Capitalism failed absolutely the vast majority of this country as it became intertwined and dependent on racism and could only survive in the form of apartheid. Post apartheid capitalism is once again leaving a trail of hunger, poverty, anger and misery. In spite of the best efforts of the African National Congress government (and governing this country with its apartheid legacy, division and inequality is no easy task) every progressive programme, strategy and intention is being abandoned in the face of the brutal logic of managing a capitalist state in this historical period and within the realities of present day South Africa.
In the interests of developing a stable state the ANC has shied away from confronting capital and white society that was left largely intact when the end of apartheid was negotiated. This has resulted in a situation where the ANC leadership has adapted itself to the unreconstructed power institutions.
It could have been different if the productive potential had been harnessed to overcome the deprivation of the past. But this would have required breaking with the logic of profits over people, capital accumulation over human need, breaking with trickle down economics and thinking. And it would have required continued and continual struggle, organisation and mobilisation.
In the face of the unfavourable international balance of forces it would have required a courage and boldness capable of sustaining the confidence of the oppressed in an alternative vision.

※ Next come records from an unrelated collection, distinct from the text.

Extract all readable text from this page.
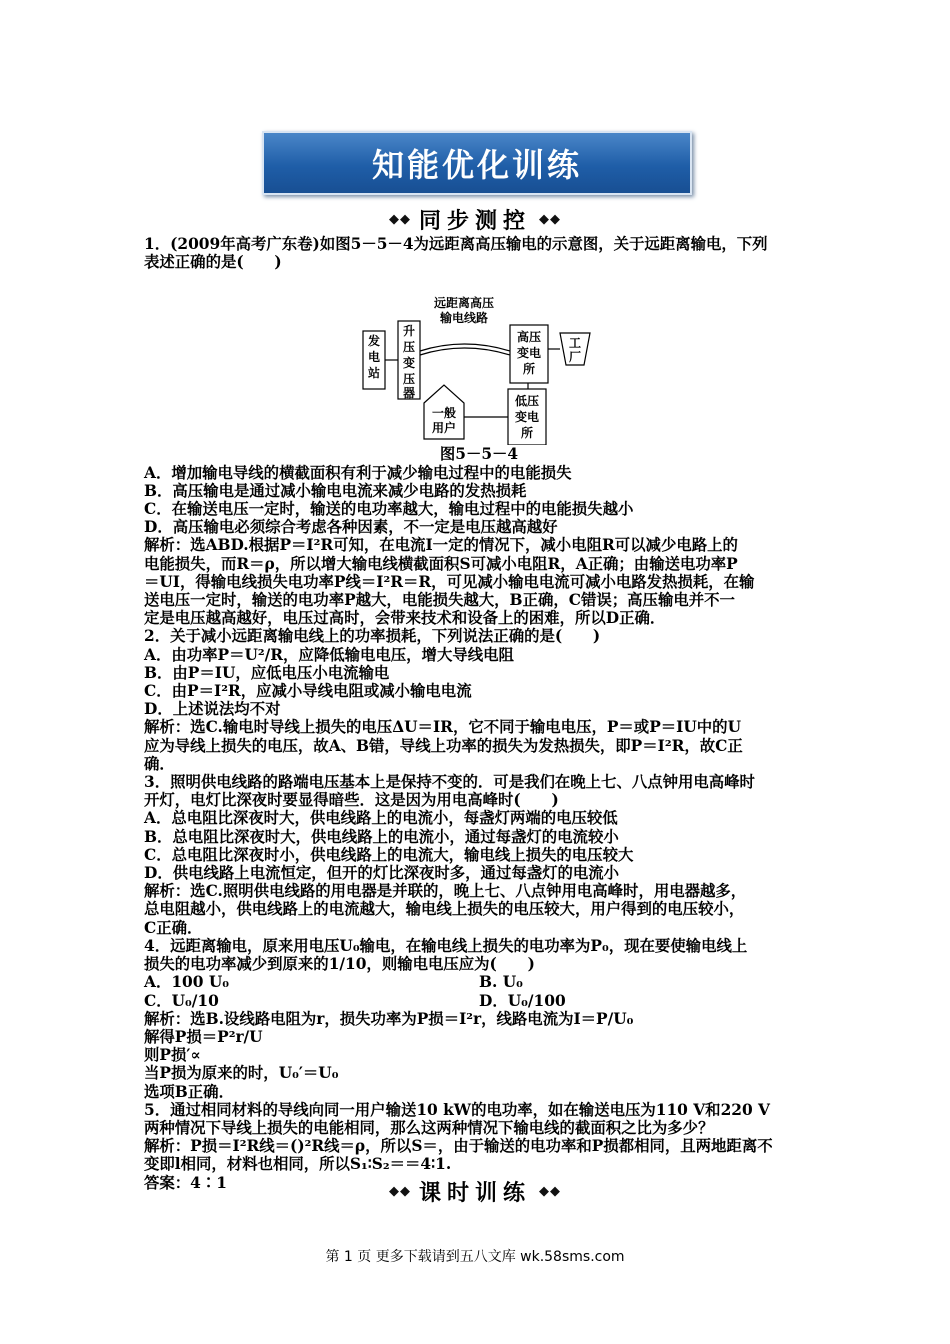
知能优化训练
◆◆ 同步测控 ◆◆

1．(2009年高考广东卷)如图5－5－4为远距离高压输电的示意图，关于远距离输电，下列

表述正确的是(　　)

发
电
站
升
压
变
压
器
远距离高压
输电线路
高压
变电
所
工
厂
一般
用户
低压
变电
所

图5－5－4

A．增加输电导线的横截面积有利于减少输电过程中的电能损失

B．高压输电是通过减小输电电流来减少电路的发热损耗

C．在输送电压一定时，输送的电功率越大，输电过程中的电能损失越小

D．高压输电必须综合考虑各种因素，不一定是电压越高越好

解析：选ABD.根据P＝I²R可知，在电流I一定的情况下，减小电阻R可以减少电路上的

电能损失，而R＝ρ，所以增大输电线横截面积S可减小电阻R，A正确；由输送电功率P

＝UI，得输电线损失电功率P线＝I²R＝R，可见减小输电电流可减小电路发热损耗，在输

送电压一定时，输送的电功率P越大，电能损失越大，B正确，C错误；高压输电并不一

定是电压越高越好，电压过高时，会带来技术和设备上的困难，所以D正确．

2．关于减小远距离输电线上的功率损耗，下列说法正确的是(　　)

A．由功率P＝U²/R，应降低输电电压，增大导线电阻

B．由P＝IU，应低电压小电流输电

C．由P＝I²R，应减小导线电阻或减小输电电流

D．上述说法均不对

解析：选C.输电时导线上损失的电压ΔU＝IR，它不同于输电电压，P＝或P＝IU中的U

应为导线上损失的电压，故A、B错，导线上功率的损失为发热损失，即P＝I²R，故C正

确．

3．照明供电线路的路端电压基本上是保持不变的．可是我们在晚上七、八点钟用电高峰时

开灯，电灯比深夜时要显得暗些．这是因为用电高峰时(　　)

A．总电阻比深夜时大，供电线路上的电流小，每盏灯两端的电压较低

B．总电阻比深夜时大，供电线路上的电流小，通过每盏灯的电流较小

C．总电阻比深夜时小，供电线路上的电流大，输电线上损失的电压较大

D．供电线路上电流恒定，但开的灯比深夜时多，通过每盏灯的电流小

解析：选C.照明供电线路的用电器是并联的，晚上七、八点钟用电高峰时，用电器越多，

总电阻越小，供电线路上的电流越大，输电线上损失的电压较大，用户得到的电压较小，

C正确．

4．远距离输电，原来用电压U₀输电，在输电线上损失的电功率为P₀，现在要使输电线上

损失的电功率减少到原来的1/10，则输电电压应为(　　)

A．100 U₀	B. U₀
C．U₀/10	D．U₀/100

解析：选B.设线路电阻为r，损失功率为P损＝I²r，线路电流为I＝P/U₀

解得P损＝P²r/U

则P损′∝

当P损为原来的时，U₀′＝U₀

选项B正确．

5．通过相同材料的导线向同一用户输送10 kW的电功率，如在输送电压为110 V和220 V

两种情况下导线上损失的电能相同，那么这两种情况下输电线的截面积之比为多少？

解析：P损＝I²R线＝()²R线＝ρ，所以S＝，由于输送的电功率和P损都相同，且两地距离不

变即l相同，材料也相同，所以S₁∶S₂＝＝4∶1.

答案：4∶1	◆◆ 课时训练 ◆◆
第 1 页 更多下载请到五八文库 wk.58sms.com
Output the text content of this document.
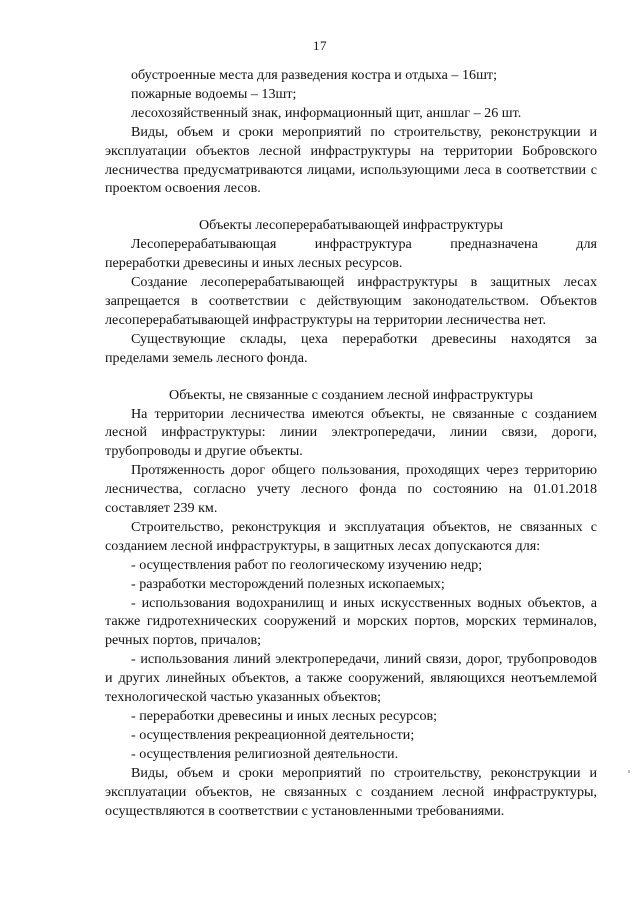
17

обустроенные места для разведения костра и отдыха – 16шт;

пожарные водоемы – 13шт;

лесохозяйственный знак, информационный щит, аншлаг – 26 шт.

Виды, объем и сроки мероприятий по строительству, реконструкции и эксплуатации объектов лесной инфраструктуры на территории Бобровского лесничества предусматриваются лицами, использующими леса в соответствии с проектом освоения лесов.

Объекты лесоперерабатывающей инфраструктуры

Лесоперерабатывающая инфраструктура предназначена для

переработки древесины и иных лесных ресурсов.

Создание лесоперерабатывающей инфраструктуры в защитных лесах запрещается в соответствии с действующим законодательством. Объектов лесоперерабатывающей инфраструктуры на территории лесничества нет.

Существующие склады, цеха переработки древесины находятся за пределами земель лесного фонда.

Объекты, не связанные с созданием лесной инфраструктуры

На территории лесничества имеются объекты, не связанные с созданием лесной инфраструктуры: линии электропередачи, линии связи, дороги, трубопроводы и другие объекты.

Протяженность дорог общего пользования, проходящих через территорию лесничества, согласно учету лесного фонда по состоянию на 01.01.2018 составляет 239 км.

Строительство, реконструкция и эксплуатация объектов, не связанных с созданием лесной инфраструктуры, в защитных лесах допускаются для:

- осуществления работ по геологическому изучению недр;

- разработки месторождений полезных ископаемых;

- использования водохранилищ и иных искусственных водных объектов, а также гидротехнических сооружений и морских портов, морских терминалов, речных портов, причалов;

- использования линий электропередачи, линий связи, дорог, трубопроводов и других линейных объектов, а также сооружений, являющихся неотъемлемой технологической частью указанных объектов;

- переработки древесины и иных лесных ресурсов;

- осуществления рекреационной деятельности;

- осуществления религиозной деятельности.

Виды, объем и сроки мероприятий по строительству, реконструкции и эксплуатации объектов, не связанных с созданием лесной инфраструктуры, осуществляются в соответствии с установленными требованиями.
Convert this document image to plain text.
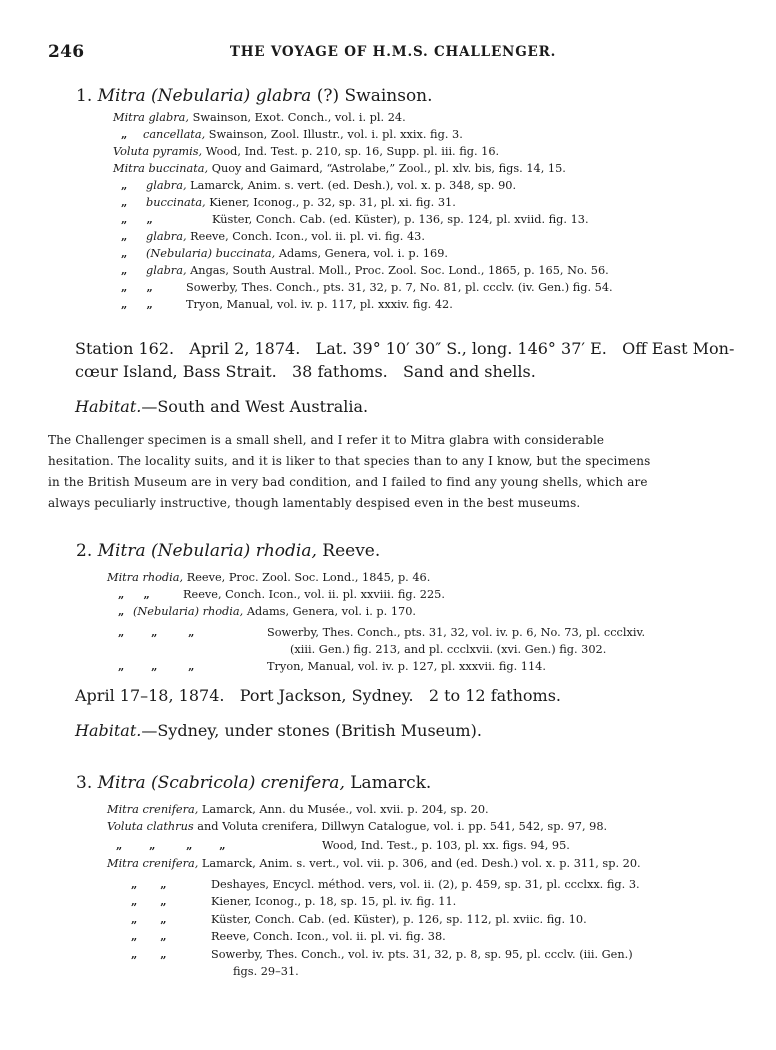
246	THE VOYAGE OF H.M.S. CHALLENGER.
1. Mitra (Nebularia) glabra (?) Swainson.
Mitra glabra, Swainson, Exot. Conch., vol. i. pl. 24.
„ cancellata, Swainson, Zool. Illustr., vol. i. pl. xxix. fig. 3.
Voluta pyramis, Wood, Ind. Test. p. 210, sp. 16, Supp. pl. iii. fig. 16.
Mitra buccinata, Quoy and Gaimard, “Astrolabe,” Zool., pl. xlv. bis, figs. 14, 15.
„ glabra, Lamarck, Anim. s. vert. (ed. Desh.), vol. x. p. 348, sp. 90.
„ buccinata, Kiener, Iconog., p. 32, sp. 31, pl. xi. fig. 31.
„     „	Küster, Conch. Cab. (ed. Küster), p. 136, sp. 124, pl. xviid. fig. 13.
„ glabra, Reeve, Conch. Icon., vol. ii. pl. vi. fig. 43.
„ (Nebularia) buccinata, Adams, Genera, vol. i. p. 169.
„ glabra, Angas, South Austral. Moll., Proc. Zool. Soc. Lond., 1865, p. 165, No. 56.
„     „	Sowerby, Thes. Conch., pts. 31, 32, p. 7, No. 81, pl. ccclv. (iv. Gen.) fig. 54.
„     „	Tryon, Manual, vol. iv. p. 117, pl. xxxiv. fig. 42.
Station 162.   April 2, 1874.   Lat. 39° 10′ 30″ S., long. 146° 37′ E.   Off East Mon-
cœur Island, Bass Strait.   38 fathoms.   Sand and shells.
Habitat.—South and West Australia.
The Challenger specimen is a small shell, and I refer it to Mitra glabra with considerable
hesitation. The locality suits, and it is liker to that species than to any I know, but the specimens
in the British Museum are in very bad condition, and I failed to find any young shells, which are
always peculiarly instructive, though lamentably despised even in the best museums.
2. Mitra (Nebularia) rhodia, Reeve.
Mitra rhodia, Reeve, Proc. Zool. Soc. Lond., 1845, p. 46.
„     „	Reeve, Conch. Icon., vol. ii. pl. xxviii. fig. 225.
„ (Nebularia) rhodia, Adams, Genera, vol. i. p. 170.
„       „        „	Sowerby, Thes. Conch., pts. 31, 32, vol. iv. p. 6, No. 73, pl. ccclxiv.
(xiii. Gen.) fig. 213, and pl. ccclxvii. (xvi. Gen.) fig. 302.
„       „        „	Tryon, Manual, vol. iv. p. 127, pl. xxxvii. fig. 114.
April 17–18, 1874.   Port Jackson, Sydney.   2 to 12 fathoms.
Habitat.—Sydney, under stones (British Museum).
3. Mitra (Scabricola) crenifera, Lamarck.
Mitra crenifera, Lamarck, Ann. du Musée., vol. xvii. p. 204, sp. 20.
Voluta clathrus and Voluta crenifera, Dillwyn Catalogue, vol. i. pp. 541, 542, sp. 97, 98.
„       „        „       „	Wood, Ind. Test., p. 103, pl. xx. figs. 94, 95.
Mitra crenifera, Lamarck, Anim. s. vert., vol. vii. p. 306, and (ed. Desh.) vol. x. p. 311, sp. 20.
„      „	Deshayes, Encycl. méthod. vers, vol. ii. (2), p. 459, sp. 31, pl. ccclxx. fig. 3.
„      „	Kiener, Iconog., p. 18, sp. 15, pl. iv. fig. 11.
„      „	Küster, Conch. Cab. (ed. Küster), p. 126, sp. 112, pl. xviic. fig. 10.
„      „	Reeve, Conch. Icon., vol. ii. pl. vi. fig. 38.
„      „	Sowerby, Thes. Conch., vol. iv. pts. 31, 32, p. 8, sp. 95, pl. ccclv. (iii. Gen.)
figs. 29–31.
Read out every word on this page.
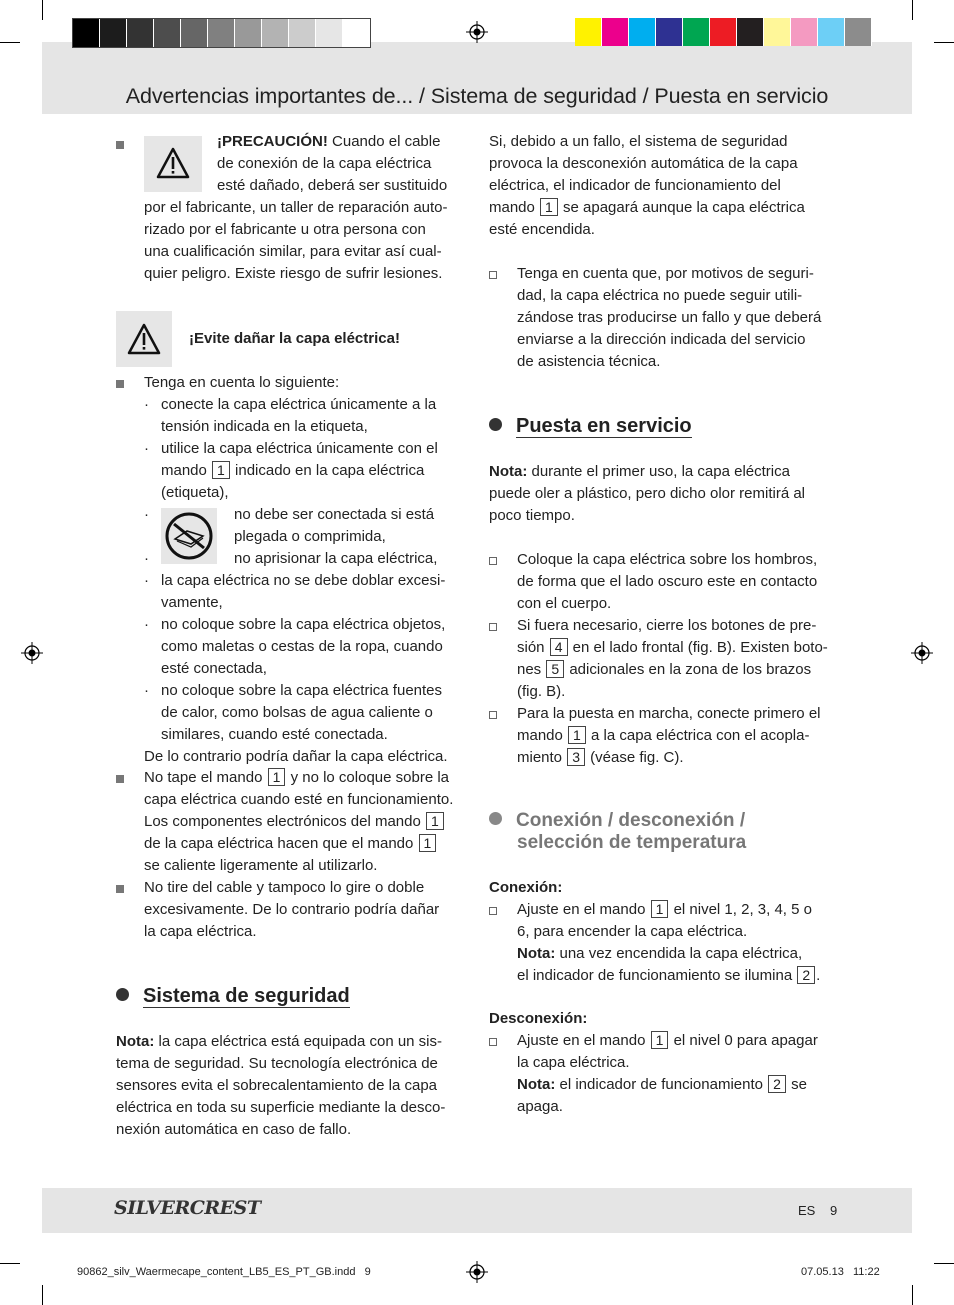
Advertencias importantes de... / Sistema de seguridad / Puesta en servicio
¡PRECAUCIÓN! Cuando el cable
de conexión de la capa eléctrica
esté dañado, deberá ser sustituido
por el fabricante, un taller de reparación auto-
rizado por el fabricante u otra persona con
una cualificación similar, para evitar así cual-
quier peligro. Existe riesgo de sufrir lesiones.
¡Evite dañar la capa eléctrica!
Tenga en cuenta lo siguiente:
· conecte la capa eléctrica únicamente a la
tensión indicada en la etiqueta,
· utilice la capa eléctrica únicamente con el
mando 1 indicado en la capa eléctrica
(etiqueta),
·	no debe ser conectada si está
plegada o comprimida,
·	no aprisionar la capa eléctrica,
· la capa eléctrica no se debe doblar excesi-
vamente,
· no coloque sobre la capa eléctrica objetos,
como maletas o cestas de la ropa, cuando
esté conectada,
· no coloque sobre la capa eléctrica fuentes
de calor, como bolsas de agua caliente o
similares, cuando esté conectada.
De lo contrario podría dañar la capa eléctrica.
No tape el mando 1 y no lo coloque sobre la
capa eléctrica cuando esté en funcionamiento.
Los componentes electrónicos del mando 1
de la capa eléctrica hacen que el mando 1
se caliente ligeramente al utilizarlo.
No tire del cable y tampoco lo gire o doble
excesivamente. De lo contrario podría dañar
la capa eléctrica.
Sistema de seguridad
Nota: la capa eléctrica está equipada con un sis-
tema de seguridad. Su tecnología electrónica de
sensores evita el sobrecalentamiento de la capa
eléctrica en toda su superficie mediante la desco-
nexión automática en caso de fallo.
Si, debido a un fallo, el sistema de seguridad
provoca la desconexión automática de la capa
eléctrica, el indicador de funcionamiento del
mando 1 se apagará aunque la capa eléctrica
esté encendida.
Tenga en cuenta que, por motivos de seguri-
dad, la capa eléctrica no puede seguir utili-
zándose tras producirse un fallo y que deberá
enviarse a la dirección indicada del servicio
de asistencia técnica.
Puesta en servicio
Nota: durante el primer uso, la capa eléctrica
puede oler a plástico, pero dicho olor remitirá al
poco tiempo.
Coloque la capa eléctrica sobre los hombros,
de forma que el lado oscuro este en contacto
con el cuerpo.
Si fuera necesario, cierre los botones de pre-
sión 4 en el lado frontal (fig. B). Existen boto-
nes 5 adicionales en la zona de los brazos
(fig. B).
Para la puesta en marcha, conecte primero el
mando 1 a la capa eléctrica con el acopla-
miento 3 (véase fig. C).
Conexión / desconexión /
selección de temperatura
Conexión:
Ajuste en el mando 1 el nivel 1, 2, 3, 4, 5 o
6, para encender la capa eléctrica.
Nota: una vez encendida la capa eléctrica,
el indicador de funcionamiento se ilumina 2 .
Desconexión:
Ajuste en el mando 1 el nivel 0 para apagar
la capa eléctrica.
Nota: el indicador de funcionamiento 2 se
apaga.
SILVERCREST	ES 9
90862_silv_Waermecape_content_LB5_ES_PT_GB.indd   9	07.05.13   11:22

A small number of comrades, (that is small relative to the scale of the tasks we face) have come together and are uniting their individual efforts to develop a strategy to challenge the capitalist path of the post-apartheid transition. We are comrades with a long history of building trade unions, civics,women, youth, student and political organisations in the struggle against apartheid-capitalism and in fighting for working class interests in the transition from apartheid. We have been at the forefront of building many of the new movements that have been formed to resist neoliberalism and have struggled to rebuild the broader popular movement. We are activists who see as our first and main task to build these movements and to unite them in resisting retrenchments, cut-offs, evictions. We are for a new, united and democratic mass movement of the oppressed that builds a counter power to the power of capital, the market, the investors, the black bourgeoisie, the state functionaries and other social layers that the capitalist state in South Africa rests upon.
our tasks
Globally a new period of resistance to capitalist globalisation is gaining momentum. From Chiapas to Buenos Aires, from Seattle to Genoa, from indigenous and peasant mobilisations to the reawakening of the traditional labour and social movements, there has been a renewal of struggle and organisation to the harsh attacks of capital.
Ten years into the transition in SA and as the government locks itself into the dominant paradigm of free markets and free trade and increasingly carries out the neoliberal project the renewal of the mass movement on a radical and militant basis becomes the central task facing the left.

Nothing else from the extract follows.